Photographe de Laurent Schwartz

Laurent Schwartz, le collectionneur de papillons

Laurent Schwartz (1915-2002) est un mathématicien français. Récompensé en 1950 par la médaille Fields pour sa théorie des distributions, ses recherches portent sur l’analyse et les probabilités.

Schwartz est aussi un collectionneur passionné de papillons, et possédait une collection de plusieurs milliers de boîtes.

Collectionner, classifier, dénommer, structurer sont des activités fréquentes et essentielles chez beaucoup de mathématiciens. Ainsi, Charles Hermite décrit-il la pratique du mathématicien comme étant de la même nature que l’observation du naturaliste. De la même façon, Henri Poincaré considère que la science est avant tout une classification, qu’il qualifie de commode, et qui permet de décrire les relations entre les objets. Carl Friedrich Gauss, par exemple, dans la section 5 des Disquisitiones Arithmeticae, classifie les formes quadratiques binaires suivant leur classe, genre, ordre.

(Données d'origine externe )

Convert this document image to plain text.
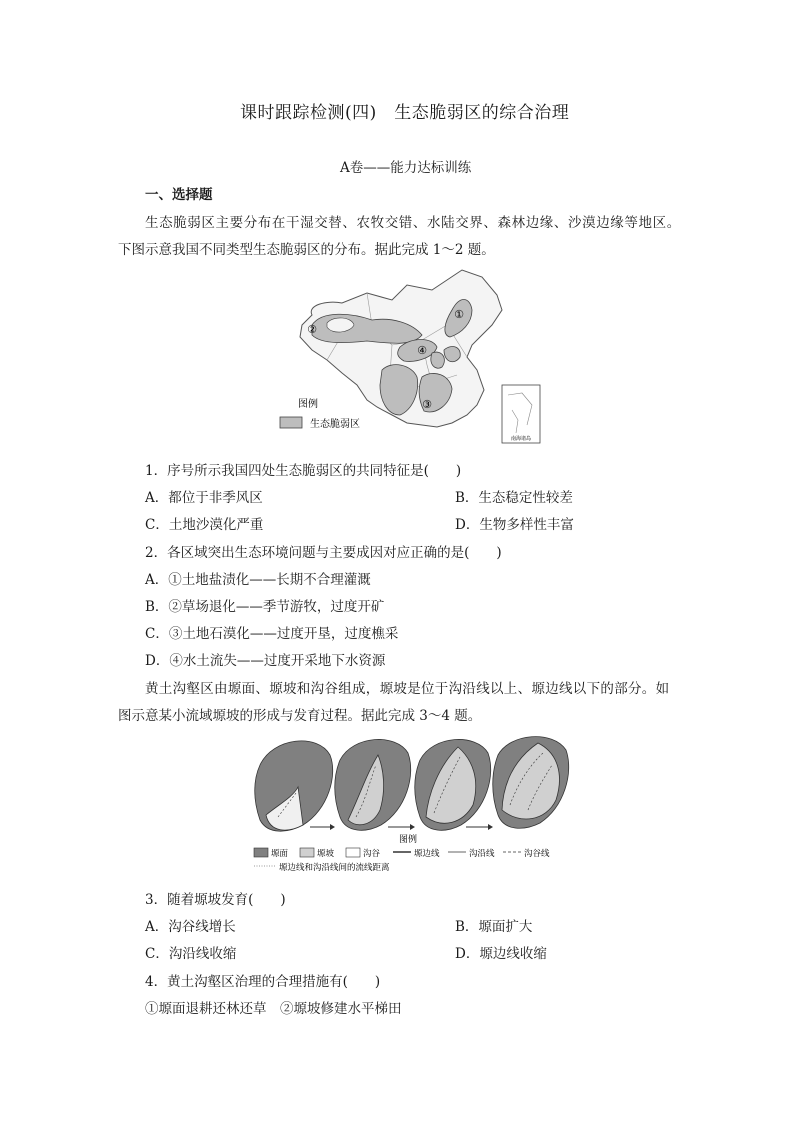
课时跟踪检测(四)　生态脆弱区的综合治理
A卷——能力达标训练
一、选择题
生态脆弱区主要分布在干湿交替、农牧交错、水陆交界、森林边缘、沙漠边缘等地区。
下图示意我国不同类型生态脆弱区的分布。据此完成 1～2 题。
①
②
④
③
图例
生态脆弱区
南海诸岛
1．序号所示我国四处生态脆弱区的共同特征是(　　)
A．都位于非季风区	B．生态稳定性较差
C．土地沙漠化严重	D．生物多样性丰富
2．各区域突出生态环境问题与主要成因对应正确的是(　　)
A．①土地盐渍化——长期不合理灌溉
B．②草场退化——季节游牧，过度开矿
C．③土地石漠化——过度开垦，过度樵采
D．④水土流失——过度开采地下水资源
黄土沟壑区由塬面、塬坡和沟谷组成，塬坡是位于沟沿线以上、塬边线以下的部分。如
图示意某小流域塬坡的形成与发育过程。据此完成 3～4 题。
图例
塬面	塬坡	沟谷	塬边线	沟沿线	沟谷线
塬边线和沟沿线间的流线距离
3．随着塬坡发育(　　)
A．沟谷线增长	B．塬面扩大
C．沟沿线收缩	D．塬边线收缩
4．黄土沟壑区治理的合理措施有(　　)
①塬面退耕还林还草　②塬坡修建水平梯田
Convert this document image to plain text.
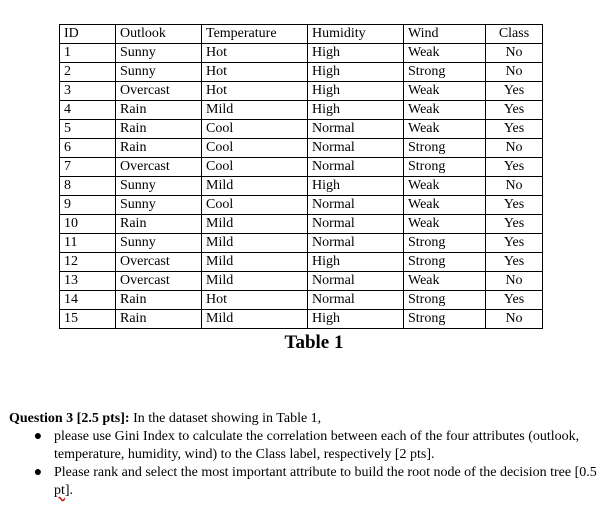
ID	Outlook	Temperature	Humidity	Wind	Class
1	Sunny	Hot	High	Weak	No
2	Sunny	Hot	High	Strong	No
3	Overcast	Hot	High	Weak	Yes
4	Rain	Mild	High	Weak	Yes
5	Rain	Cool	Normal	Weak	Yes
6	Rain	Cool	Normal	Strong	No
7	Overcast	Cool	Normal	Strong	Yes
8	Sunny	Mild	High	Weak	No
9	Sunny	Cool	Normal	Weak	Yes
10	Rain	Mild	Normal	Weak	Yes
11	Sunny	Mild	Normal	Strong	Yes
12	Overcast	Mild	High	Strong	Yes
13	Overcast	Mild	Normal	Weak	No
14	Rain	Hot	Normal	Strong	Yes
15	Rain	Mild	High	Strong	No
Table 1

Question 3 [2.5 pts]: In the dataset showing in Table 1,

● please use Gini Index to calculate the correlation between each of the four attributes (outlook, temperature, humidity, wind) to the Class label, respectively [2 pts].
● Please rank and select the most important attribute to build the root node of the decision tree [0.5 pt].
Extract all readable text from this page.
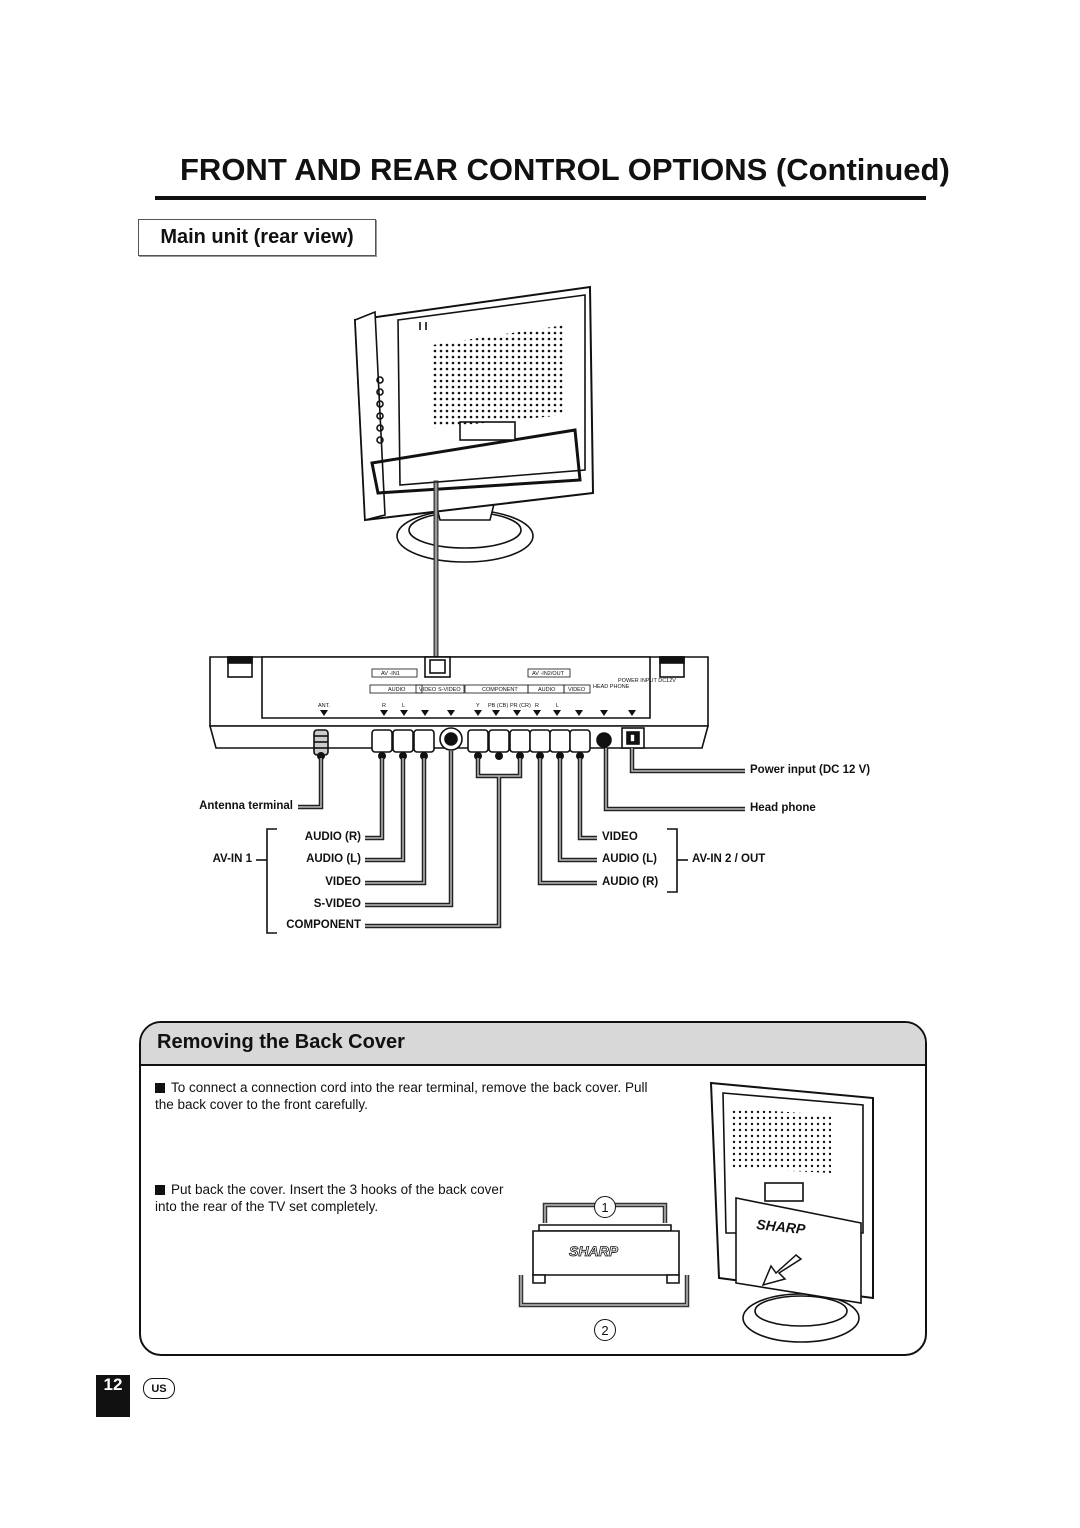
FRONT AND REAR CONTROL OPTIONS (Continued)
Main unit (rear view)
AV -IN1	AV -IN2/OUT
AUDIO VIDEO S-VIDEO	COMPONENT	AUDIO VIDEO HEAD PHONE
POWER INPUT DC12V
ANT.	R	L	Y PB (CB) PR (CR) R	L
Power input (DC 12 V)
Head phone
Antenna terminal
AV-IN 1
AUDIO (R)
AUDIO (L)
VIDEO
S-VIDEO
COMPONENT
VIDEO
AUDIO (L)
AUDIO (R)
AV-IN 2 / OUT
Removing the Back Cover
To connect a connection cord into the rear terminal, remove the back cover. Pull the back cover to the front carefully.
Put back the cover. Insert the 3 hooks of the back cover into the rear of the TV set completely.
SHARP
1
2
SHARP
12	US
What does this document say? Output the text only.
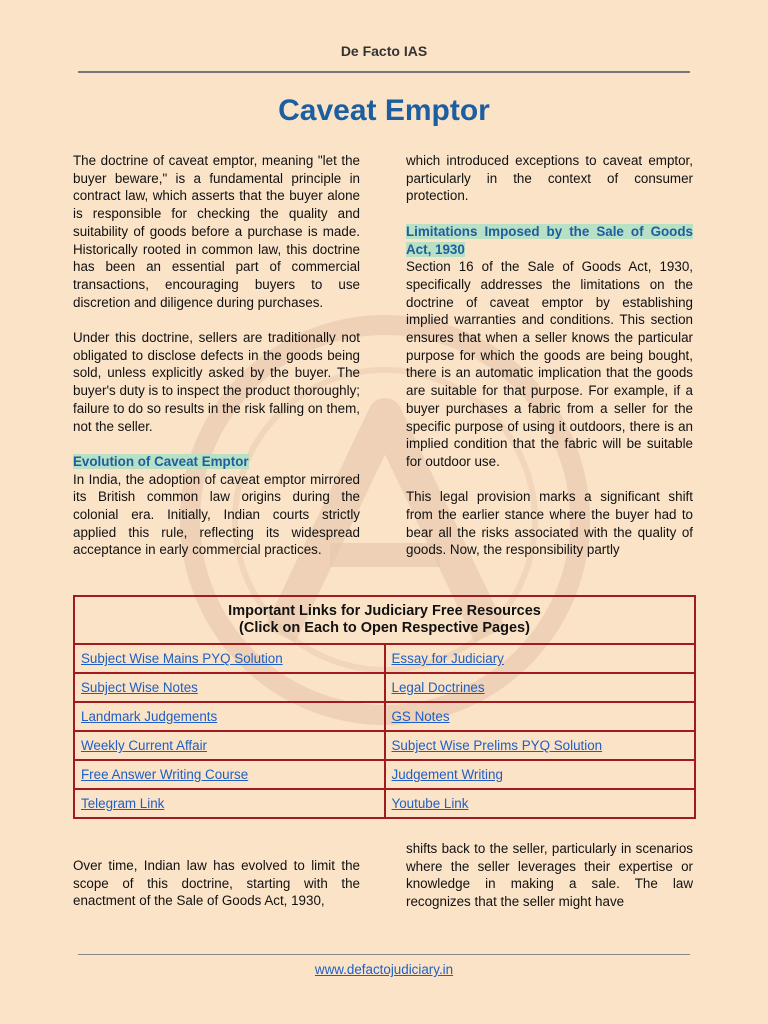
De Facto IAS
Caveat Emptor

The doctrine of caveat emptor, meaning "let the buyer beware," is a fundamental principle in contract law, which asserts that the buyer alone is responsible for checking the quality and suitability of goods before a purchase is made. Historically rooted in common law, this doctrine has been an essential part of commercial transactions, encouraging buyers to use discretion and diligence during purchases.

Under this doctrine, sellers are traditionally not obligated to disclose defects in the goods being sold, unless explicitly asked by the buyer. The buyer's duty is to inspect the product thoroughly; failure to do so results in the risk falling on them, not the seller.

Evolution of Caveat Emptor

In India, the adoption of caveat emptor mirrored its British common law origins during the colonial era. Initially, Indian courts strictly applied this rule, reflecting its widespread acceptance in early commercial practices.

which introduced exceptions to caveat emptor, particularly in the context of consumer protection.

Limitations Imposed by the Sale of Goods Act, 1930

Section 16 of the Sale of Goods Act, 1930, specifically addresses the limitations on the doctrine of caveat emptor by establishing implied warranties and conditions. This section ensures that when a seller knows the particular purpose for which the goods are being bought, there is an automatic implication that the goods are suitable for that purpose. For example, if a buyer purchases a fabric from a seller for the specific purpose of using it outdoors, there is an implied condition that the fabric will be suitable for outdoor use.

This legal provision marks a significant shift from the earlier stance where the buyer had to bear all the risks associated with the quality of goods. Now, the responsibility partly

Important Links for Judiciary Free Resources
(Click on Each to Open Respective Pages)	

Subject Wise Mains PYQ Solution	Essay for Judiciary
Subject Wise Notes	Legal Doctrines
Landmark Judgements	GS Notes
Weekly Current Affair	Subject Wise Prelims PYQ Solution
Free Answer Writing Course	Judgement Writing
Telegram Link	Youtube Link

Over time, Indian law has evolved to limit the scope of this doctrine, starting with the enactment of the Sale of Goods Act, 1930,

shifts back to the seller, particularly in scenarios where the seller leverages their expertise or knowledge in making a sale. The law recognizes that the seller might have

www.defactojudiciary.in
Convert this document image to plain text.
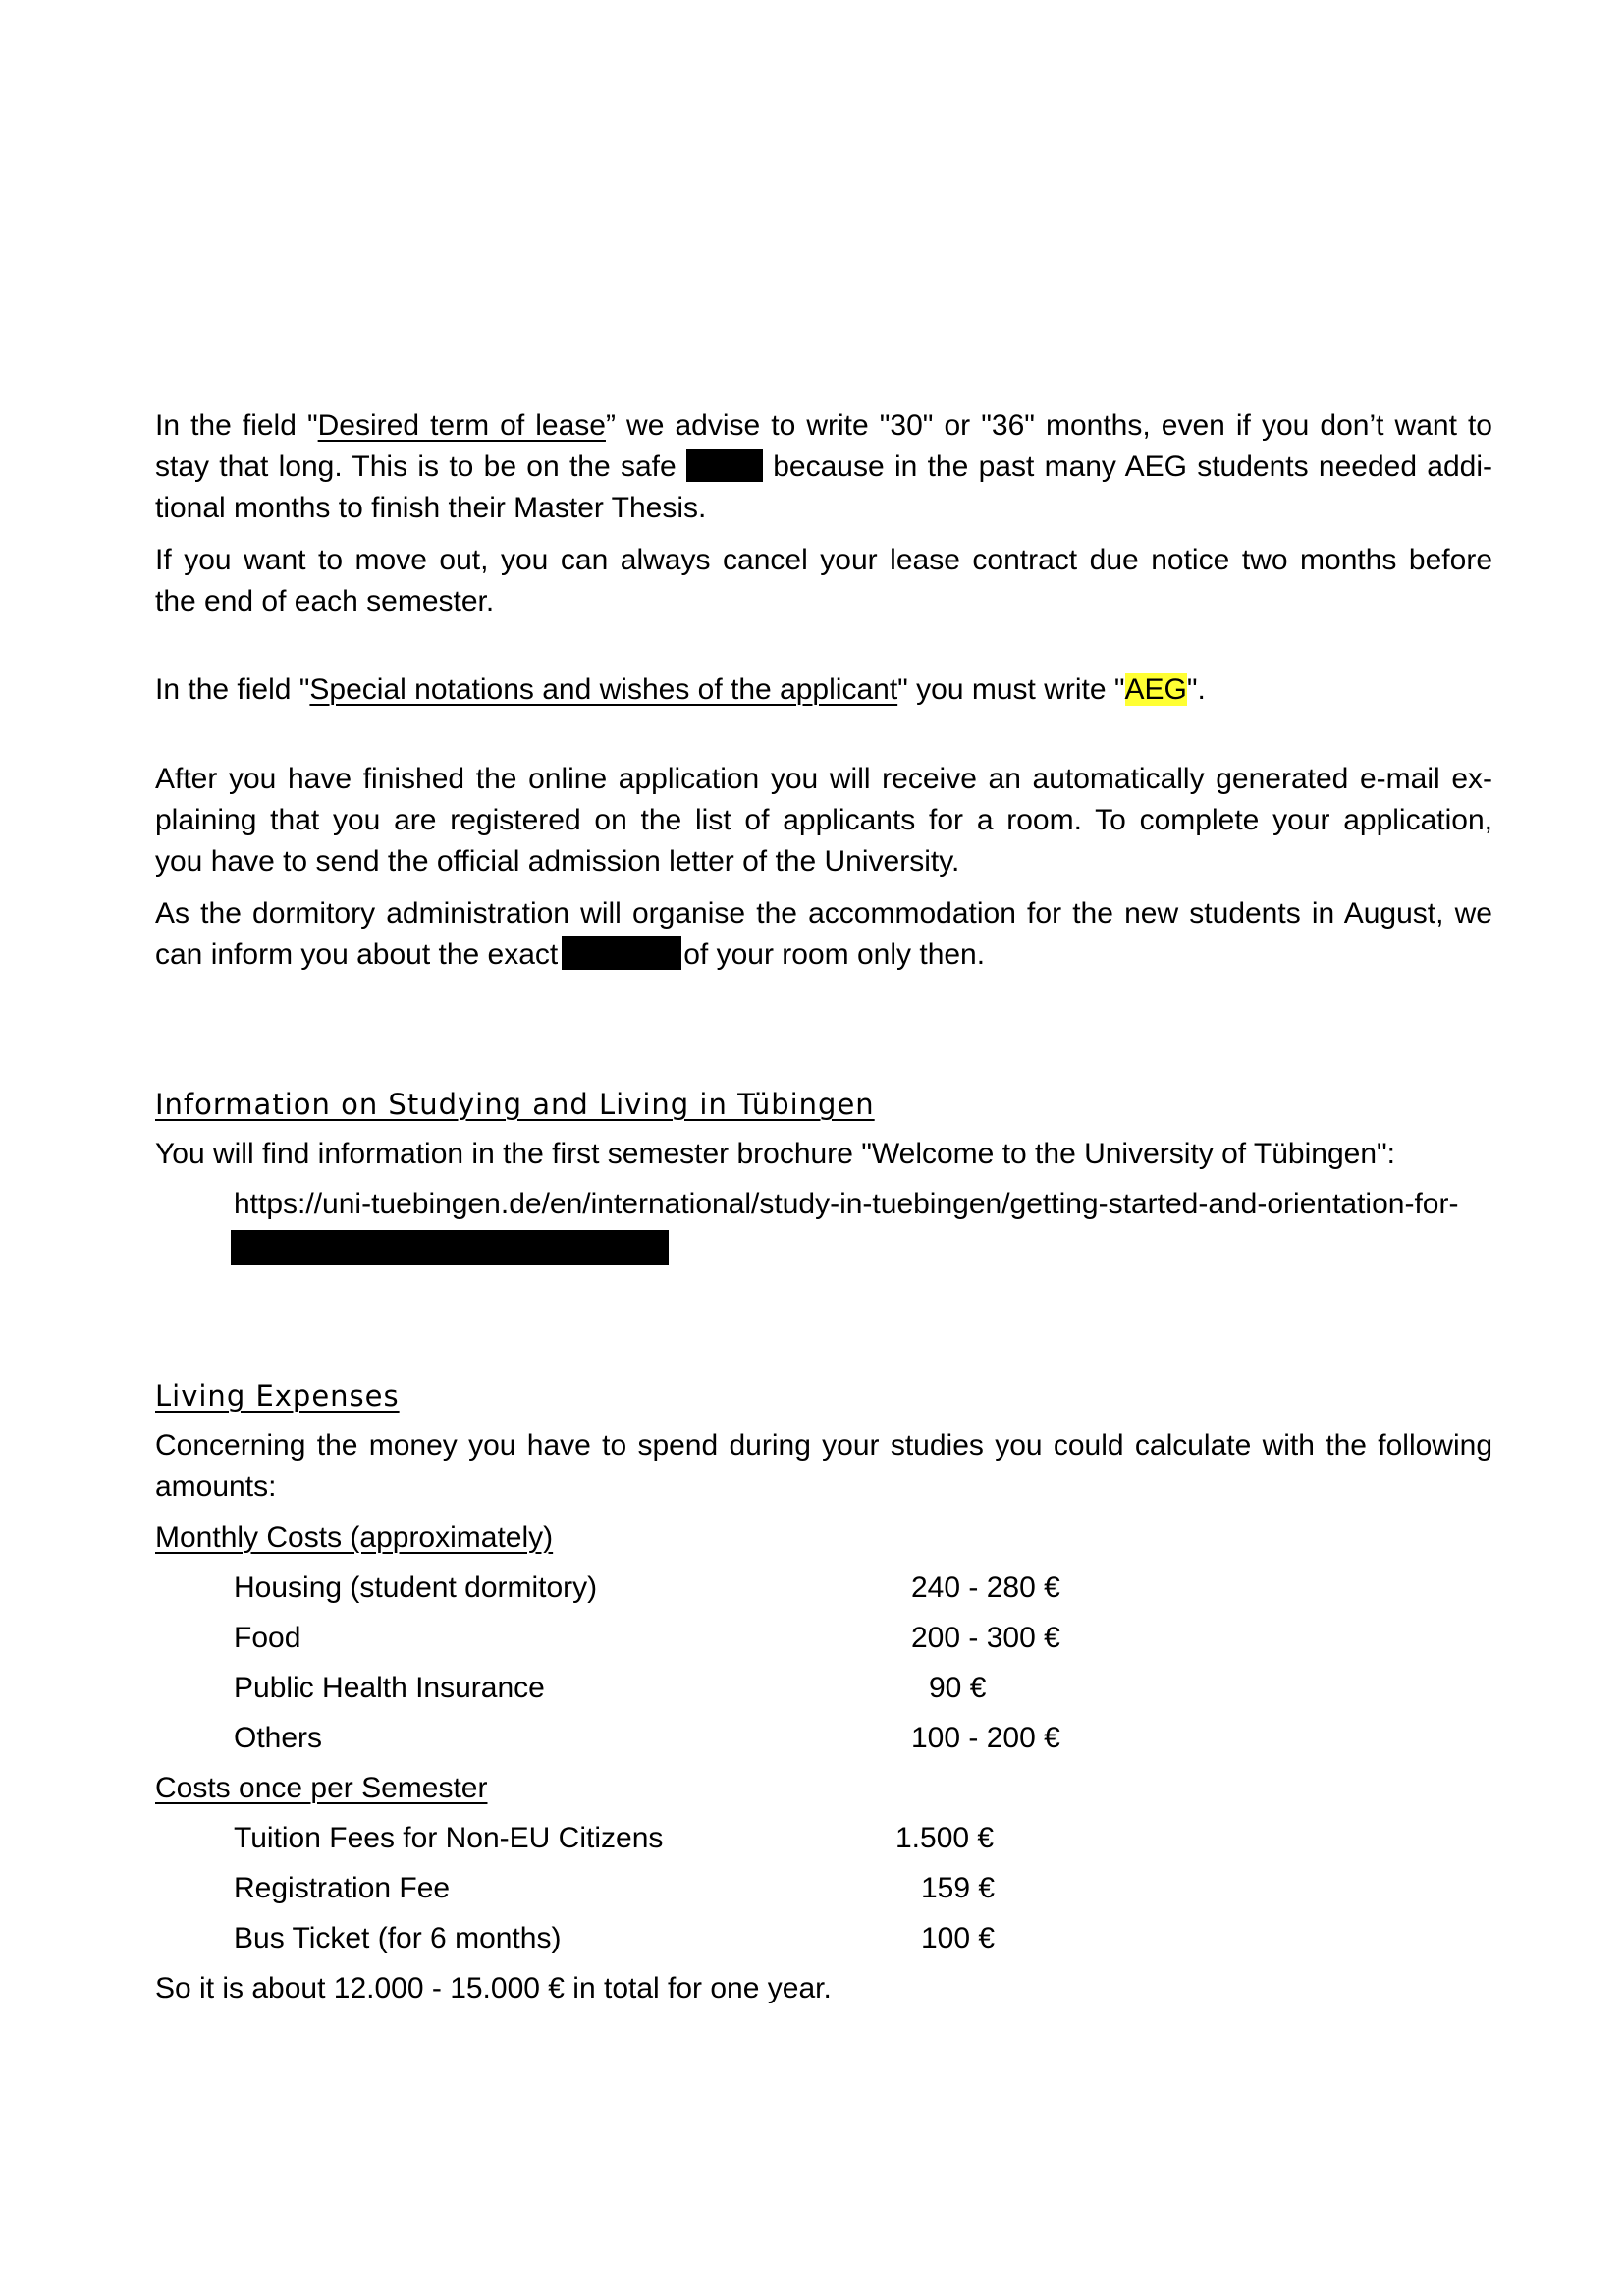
In the field "Desired term of lease” we advise to write "30" or "36" months, even if you don’t want to
stay that long. This is to be on the safe	because in the past many AEG students needed addi-
tional months to finish their Master Thesis.
If you want to move out, you can always cancel your lease contract due notice two months before
the end of each semester.
In the field "Special notations and wishes of the applicant" you must write "AEG".
After you have finished the online application you will receive an automatically generated e-mail ex-
plaining that you are registered on the list of applicants for a room. To complete your application,
you have to send the official admission letter of the University.
As the dormitory administration will organise the accommodation for the new students in August, we
can inform you about the exact	of your room only then.
Information on Studying and Living in Tübingen
You will find information in the first semester brochure "Welcome to the University of Tübingen":
https://uni-tuebingen.de/en/international/study-in-tuebingen/getting-started-and-orientation-for-
Living Expenses
Concerning the money you have to spend during your studies you could calculate with the following
amounts:
Monthly Costs (approximately)
Housing (student dormitory)	240 - 280 €
Food	200 - 300 €
Public Health Insurance	90 €
Others	100 - 200 €
Costs once per Semester
Tuition Fees for Non-EU Citizens	1.500 €
Registration Fee	159 €
Bus Ticket (for 6 months)	100 €
So it is about 12.000 - 15.000 € in total for one year.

Cette volonté de classification est au cœur de la démarche de Bourbaki, ce collectif de mathématiciens français qui a marqué les années 50-60 et écrit les Eléments de mathématique. Schwartz, qui en a fait partie, décrit l’entreprise de Bourbaki comme étant naturaliste : « On peut comparer la classification mathématique de Bourbaki à l’immense révolution introduite par Linné avec son Systema naturae en 1758 dans la classification des êtres vivants, animaux et végétaux. (…) Bourbaki est le Linné des mathématiques. » Ce sont les structures, qui sont caractérisées par leurs axiomes, qui permettent de classifier les objets mathématiques. « Pour définir un objet, on définit les axiomes qu’il doit vérifier, et non cet objet lui-même », écrit Schwartz. Filant la métaphore, il rapproche le développement des théories mathématiques de notions de génétique des populations : selon lui, les théories mathématiques procèdent plus par croisements que par lignées verticales, ce qu’on peut représenter par les deux schémas suivants, en reprenant les exemples qu’il décrit.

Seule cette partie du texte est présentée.